Italiani in Germania: deceduto Gaetano Poggioli, motore d’integrazione a Fellbach/Stoccarda

ITALIANI ALL’ESTERO

Il ricordo del consigliere Cgie Tony Màzzaro

 

STOCCARDA  – Domenica 22 marzo, all’età di 85 anni, è deceduto Gaetano Poggioli, paladino degli oltre due mila connazionali residenti a Fellbach, ridente cittadina agricolo-industriale di 40.000 abitanti,  confinante con Stoccarda.

Qui in sindacalista romagnolo si stabilì alla fine degli anni 50.  A margine del suo lavoro di operaio metalmeccanico iniziò ad interessarsi dei problemi della comunità costituita allora principalmente da giovani calabresi.

Le sue battaglie erano incentrate sulla tutela dei diritti dei lavoratori e sulla lotta contro le discriminazioni sociali.

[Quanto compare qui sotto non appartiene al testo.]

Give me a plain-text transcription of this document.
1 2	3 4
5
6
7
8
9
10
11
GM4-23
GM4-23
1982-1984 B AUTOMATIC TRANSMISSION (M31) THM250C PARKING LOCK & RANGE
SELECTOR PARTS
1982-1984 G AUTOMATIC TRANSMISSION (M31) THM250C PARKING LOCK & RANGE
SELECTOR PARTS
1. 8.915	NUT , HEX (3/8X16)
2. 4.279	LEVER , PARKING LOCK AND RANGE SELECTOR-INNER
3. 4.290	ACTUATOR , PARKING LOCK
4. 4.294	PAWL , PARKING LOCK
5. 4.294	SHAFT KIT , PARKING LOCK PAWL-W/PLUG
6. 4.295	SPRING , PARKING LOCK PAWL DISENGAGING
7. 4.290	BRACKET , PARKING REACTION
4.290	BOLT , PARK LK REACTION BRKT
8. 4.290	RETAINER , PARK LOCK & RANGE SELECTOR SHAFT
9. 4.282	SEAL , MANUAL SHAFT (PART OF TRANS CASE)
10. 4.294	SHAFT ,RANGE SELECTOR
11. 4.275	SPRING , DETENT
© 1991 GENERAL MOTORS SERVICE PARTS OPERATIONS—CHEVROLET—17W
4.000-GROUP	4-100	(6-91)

Grazie alla sua perspicacia capì subito che per poter lottare era necessario apprendere la lingua tedesca. Fece dei corsi in azienda e alla Volkshochschule.

Si iscrisse alla Ig Metal, il sindacato dei metalmeccanici, e ben presto divenne fiduciario. Capì anche che per poter avviare un dialogo con l’istituzione comunale avrebbe dovuto avere una legittimazione di rappresentanza.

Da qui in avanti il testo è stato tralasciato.